Она тихо-тихо покачивала колыбель.
– А когда должен вернуться твой сын Махмуд, матушка? – спросил Исмаил. – Когда его отпустят?
– Баю-баюшки-баю…
Слепая вроде бы не слышала вопроса, но вдруг взорвалась:
– Когда, спрашиваешь? Слышал ли ты, сынок, чтобы правительство от своих прав отказалось? Когда… Разве эти, из правительства, откажутся? Баю-баюшки-баю… Сколько на свете живу, такого еще не встречала. Спи, сироточка, усни… Деньги на дорогу уже собраны, Исмаил, собраны, миленький. Баю-бай, бедняжка, сладко спи, сиротушка… Правительство говорит: пусть отдаст деньги, тогда отпустим. Так они говорят, эти, из правительства. Спи, красавчик ненаглядный, крепче глазки закрывай… Пока деньги не отдаст, говорят, будет сидеть в тюрьме хоть до самой смерти. Баю-бай, бездольный мой… Деньги-то, милый, немалые. Легко ли нам такие собрать? Баю-бай, малюточка… У нас только Хюрю работает. Много ли проку, когда одна женщина работает? Баю-баю-баю-бай, крепче глазки закрывай… Сколько раз говорила: пойду я, старая да слепая, упаду в ноги самому главному, может, смилуется. Какое там! Говорят, без денег толку не будет. Баю-баюшки-баю, разнесчастненький ты мой!

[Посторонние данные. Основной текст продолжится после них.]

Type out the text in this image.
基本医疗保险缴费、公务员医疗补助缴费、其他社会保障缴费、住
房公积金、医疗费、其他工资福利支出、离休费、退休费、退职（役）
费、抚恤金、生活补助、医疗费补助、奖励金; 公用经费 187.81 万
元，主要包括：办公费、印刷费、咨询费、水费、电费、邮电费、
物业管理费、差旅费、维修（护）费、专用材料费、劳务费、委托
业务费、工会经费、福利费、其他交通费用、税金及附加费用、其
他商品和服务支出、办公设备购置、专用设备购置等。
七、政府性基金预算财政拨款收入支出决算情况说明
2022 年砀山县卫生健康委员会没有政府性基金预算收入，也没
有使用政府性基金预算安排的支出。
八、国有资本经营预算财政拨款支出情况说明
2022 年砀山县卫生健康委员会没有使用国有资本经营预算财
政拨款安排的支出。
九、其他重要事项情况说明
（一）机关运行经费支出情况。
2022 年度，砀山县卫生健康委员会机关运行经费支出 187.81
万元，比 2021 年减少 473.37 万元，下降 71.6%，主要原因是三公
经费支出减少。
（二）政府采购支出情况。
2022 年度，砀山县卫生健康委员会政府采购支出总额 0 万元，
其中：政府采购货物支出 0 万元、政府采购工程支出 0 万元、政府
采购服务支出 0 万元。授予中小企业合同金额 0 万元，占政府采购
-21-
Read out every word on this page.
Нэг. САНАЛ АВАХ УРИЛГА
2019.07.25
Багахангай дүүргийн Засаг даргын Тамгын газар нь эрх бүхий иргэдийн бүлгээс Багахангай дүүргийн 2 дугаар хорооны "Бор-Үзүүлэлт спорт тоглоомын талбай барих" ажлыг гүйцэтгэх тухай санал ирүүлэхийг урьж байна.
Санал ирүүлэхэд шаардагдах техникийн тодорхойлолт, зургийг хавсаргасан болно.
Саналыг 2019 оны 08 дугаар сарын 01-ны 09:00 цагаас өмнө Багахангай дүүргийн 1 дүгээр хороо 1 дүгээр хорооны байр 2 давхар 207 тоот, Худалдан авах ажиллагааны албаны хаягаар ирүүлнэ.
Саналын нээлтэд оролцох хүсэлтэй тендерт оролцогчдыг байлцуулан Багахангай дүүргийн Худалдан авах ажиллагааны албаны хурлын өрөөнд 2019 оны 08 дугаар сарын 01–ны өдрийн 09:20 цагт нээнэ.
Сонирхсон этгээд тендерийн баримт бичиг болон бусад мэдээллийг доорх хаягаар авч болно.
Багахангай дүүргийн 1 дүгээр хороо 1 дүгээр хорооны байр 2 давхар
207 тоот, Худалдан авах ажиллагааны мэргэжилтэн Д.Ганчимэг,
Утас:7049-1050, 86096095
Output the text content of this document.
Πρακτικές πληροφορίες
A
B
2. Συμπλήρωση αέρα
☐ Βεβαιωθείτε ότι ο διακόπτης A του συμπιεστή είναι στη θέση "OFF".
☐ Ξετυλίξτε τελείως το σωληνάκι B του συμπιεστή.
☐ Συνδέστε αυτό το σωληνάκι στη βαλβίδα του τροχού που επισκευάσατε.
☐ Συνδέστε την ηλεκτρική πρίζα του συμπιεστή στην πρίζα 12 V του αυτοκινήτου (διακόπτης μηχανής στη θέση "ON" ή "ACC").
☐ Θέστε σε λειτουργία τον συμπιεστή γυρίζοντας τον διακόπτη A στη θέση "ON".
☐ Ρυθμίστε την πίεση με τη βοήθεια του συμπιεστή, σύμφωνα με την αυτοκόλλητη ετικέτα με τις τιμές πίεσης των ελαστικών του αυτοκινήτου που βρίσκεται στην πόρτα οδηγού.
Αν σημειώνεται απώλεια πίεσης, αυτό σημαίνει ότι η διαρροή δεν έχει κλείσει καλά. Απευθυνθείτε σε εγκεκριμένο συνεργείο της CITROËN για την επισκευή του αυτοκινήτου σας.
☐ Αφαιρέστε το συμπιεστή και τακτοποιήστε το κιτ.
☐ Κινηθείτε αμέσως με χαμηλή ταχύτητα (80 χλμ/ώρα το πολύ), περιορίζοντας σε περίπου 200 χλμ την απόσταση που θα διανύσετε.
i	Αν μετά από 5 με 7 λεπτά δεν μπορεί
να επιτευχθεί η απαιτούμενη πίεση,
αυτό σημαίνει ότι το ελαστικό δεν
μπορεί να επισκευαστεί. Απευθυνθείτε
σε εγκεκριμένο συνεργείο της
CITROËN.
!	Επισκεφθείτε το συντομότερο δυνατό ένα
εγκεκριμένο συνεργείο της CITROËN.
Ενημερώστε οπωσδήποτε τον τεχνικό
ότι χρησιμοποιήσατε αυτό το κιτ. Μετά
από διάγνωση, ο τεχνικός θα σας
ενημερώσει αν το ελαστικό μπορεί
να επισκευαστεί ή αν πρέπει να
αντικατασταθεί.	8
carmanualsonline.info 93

Исмаил обвел взглядом комнату. В ней было так тесно, что с трудом смогли бы уместиться поставленные впритык две кровати. Стены – не оштукатуренные плетни, сквозь которые проникал слабый солнечный свет, однако все прибрано и чисто.
Слепая сидела у самой двери. Она покачивала колыбель и пела:
– Баю-баю-баю-бай… Ишь как жалобно скулит. Сироты, они завсегда особо жалобно плачут. Ох, нехорошо мне, милый. С того дня, как Махмуда взяли, лихоманка меня ни на час не отпускает. Баю-баюшки-баю… Треплет меня, проклятая, сил не осталось никаких. Цветик-солнышко, усни… Если б только Махмуд был здесь. Спи, красавчик, засыпай… Разве он допустил бы, чтобы дитя бедной Залы бесприютным осталось? Баю-баю-баю-бай…
Она на мгновенье умолкла, протянула дрожащую руку:
– Ты где, Исмаил? Дай мне твоего ребеночка.
Исмаил взял ее руку и приложил к личику сына.
– Вай, сироточка! Кожа да кости остались. Хюрю снопы вязала, теперь на прополку хлопка пошла. Баю-баюшки-баю… Кожа да кости.
На закате вернулась Хюрю. Едва вошла, сразу поняла, в чем дело. На полу тяжко стонала слепая старуха, ее трепала жестокая лихорадка. Исмаил покачивал колыбель.
Хюрю было лет двадцать. Лицо ее совсем почернело от солнца.
– Брат Исмаил, – вздыхая, сказала она, – что я могу поделать? Сердце мое и так кровью исходит. Сам видел: молоко на землю сцеживаю, ребенка на целый день некормленым оставляю. Чем я могу тебе помочь, брат Исмаил? Если б Махмуд был дома…
– Послушай, что я тебе скажу, сестрица Хюрю. Я для тебя что хочешь сделаю. Я за тебя зерно обмолочу, дай только со своим управиться. На тебя одна надежда.
– Что скажешь, мама? – обернулась Хюрю к старухе. – Что мне ответить этому человеку?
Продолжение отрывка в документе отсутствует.